Whymper was a wood-engraver by profession. He did well at school but left at 14 to take up his apprenticeship in what was the family business. The Whympers lived and worked in Lambeth, close to the River Thames in central London. Edward’s youthful journal shows him to be interested in the world about him, especially the politics and news stories of the day, keen on cricket and uneasy in social situations.

When a book needed Alpine illustrations in 1860, young Edward was sent to make the sketches and so began his fascination with the mountains. The next five years saw him exploring the Alps, joining the mountaineering fraternity, and undertaking increasingly ambitious climbs. It was a fascination that would grow to combine the will to climb with intellectual curiosity.

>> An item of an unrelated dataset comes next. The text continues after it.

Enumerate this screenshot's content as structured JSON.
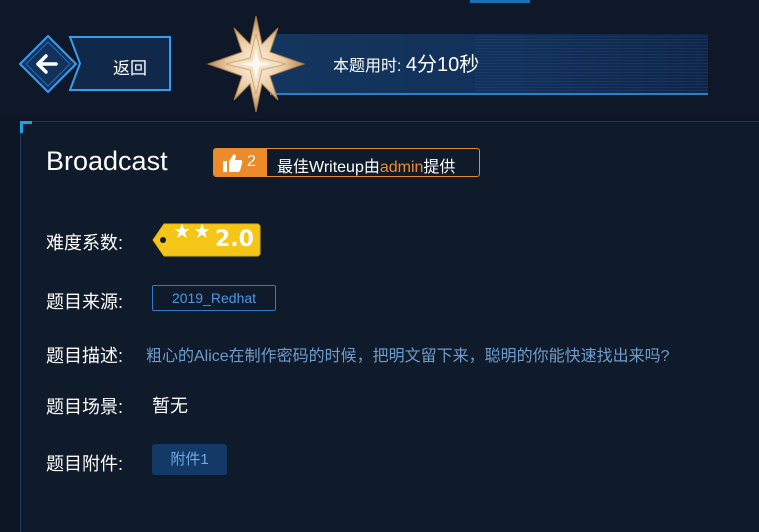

After the Matterhorn tragedy, his adventures in Greenland, Ecuador and Canada were driven by the Victorian aspiration to push the boundaries of scientific knowledge, and have papers published in the prestigious periodical Nature. Whymper achieved these goals, in spite of his lack of formal education. Towards the end of the century the wood engraving business suffered as technology moved on. Photographs could be used to illustrate books and magazines. But the stories of his adventures could earn money. So Whymper became a professional on the lecture tour circuit, a popular form of entertainment for Victorians. His talks were, of course, fully illustrated with impressive photography.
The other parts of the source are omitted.